L’article 23 de la Constitution
L’Europe aussi serait réformée. « Ni le climat, ni la migration, ni la sécurité énergétique ne peuvent être réglés à l’échelle belge. Il faut un cadre européen fort », détaille Jacobs. Pour cela, il privilégie des listes transnationales au Parlement européen, avec de vrais partis européens et un espace public commun. La commission, trop technocratique d’après l’avocat, verrait son rôle amoindri au profit de cette Europe fédéralisée et plus démocratique.
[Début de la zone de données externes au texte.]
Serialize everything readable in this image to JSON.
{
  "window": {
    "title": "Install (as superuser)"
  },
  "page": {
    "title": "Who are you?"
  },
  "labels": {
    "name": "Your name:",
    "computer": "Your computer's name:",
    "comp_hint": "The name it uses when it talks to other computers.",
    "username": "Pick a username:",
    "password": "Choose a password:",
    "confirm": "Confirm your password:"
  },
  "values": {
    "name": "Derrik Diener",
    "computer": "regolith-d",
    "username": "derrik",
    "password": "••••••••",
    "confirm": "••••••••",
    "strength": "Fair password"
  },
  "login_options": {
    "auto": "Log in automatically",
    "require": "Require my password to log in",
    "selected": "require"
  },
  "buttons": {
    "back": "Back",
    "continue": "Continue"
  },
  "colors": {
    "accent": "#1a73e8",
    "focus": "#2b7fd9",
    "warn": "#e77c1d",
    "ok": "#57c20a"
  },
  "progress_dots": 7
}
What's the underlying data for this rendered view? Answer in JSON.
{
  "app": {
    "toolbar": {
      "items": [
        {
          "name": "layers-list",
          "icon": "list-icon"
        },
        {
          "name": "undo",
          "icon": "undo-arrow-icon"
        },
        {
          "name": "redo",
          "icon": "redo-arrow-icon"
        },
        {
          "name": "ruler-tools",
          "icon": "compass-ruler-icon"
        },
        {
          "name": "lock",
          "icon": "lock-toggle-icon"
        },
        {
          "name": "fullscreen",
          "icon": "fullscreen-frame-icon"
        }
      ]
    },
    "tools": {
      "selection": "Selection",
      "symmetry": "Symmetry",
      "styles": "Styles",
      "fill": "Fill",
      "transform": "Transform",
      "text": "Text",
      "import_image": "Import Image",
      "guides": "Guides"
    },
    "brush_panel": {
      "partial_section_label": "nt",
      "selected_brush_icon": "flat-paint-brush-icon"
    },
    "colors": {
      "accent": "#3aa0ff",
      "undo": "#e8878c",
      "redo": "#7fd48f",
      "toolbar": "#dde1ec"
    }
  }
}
Tout juriste qu’il est, Jacobs consacre un chapitre très important à un « nœud essentiel » du débat politique actuel. D’après lui, le « rôle politique de la justice », empêcherait certaines réformes. Les droits fondamentaux, initialement un « bouclier », sont devenus une « épée » qui limite le législateur, développe-t-il. L’article 23 de la Constitution est notamment dans le viseur de l’auteur. Il inscrit, dans le béton législatif belge, le droit à mener une vie digne et impose à l’Etat de garantir plusieurs droits économiques, sociaux et culturels comme l’emploi, la sécurité sociale, le logement, un environnement sain, le développement culturel, etc. Il implique aussi que les droits sociaux et économiques ne peuvent jamais être réduits sauf pour « des raisons d’intérêt général ». Tout cela impose un statu quo, regrette Jacobs, car aucun gouvernement ne peut alors diminuer les aides sociales, assouplir la protection de l’environnement ou réduire les avantages liés au logement sans justification lourde. Jacobs y voit un déplacement du pouvoir législatif vers les juges, qui deviennent arbitres permanents de la politique sociale. Une grande réécriture de l’article 23 est nécessaire, affirme-t-il.
Avec cette analyse en trois points, et les solutions qu’elle impose, Quinten Jacobs apporte un nouveau souffle à l’analyse du débat politique, jugent les commentateurs flamands. Nouveau, vraiment ? Bart Maddens, politologue à la KUL, y voit lui plutôt un retour de la « doctrine Van Rompuy », avec des demandes historiques du mouvement flamand qui font le retour sur le devant de la scène. L’occasion de former un front flamand, note-t-il dans le Tijd, en vue d’une réforme de l’Etat en 2029.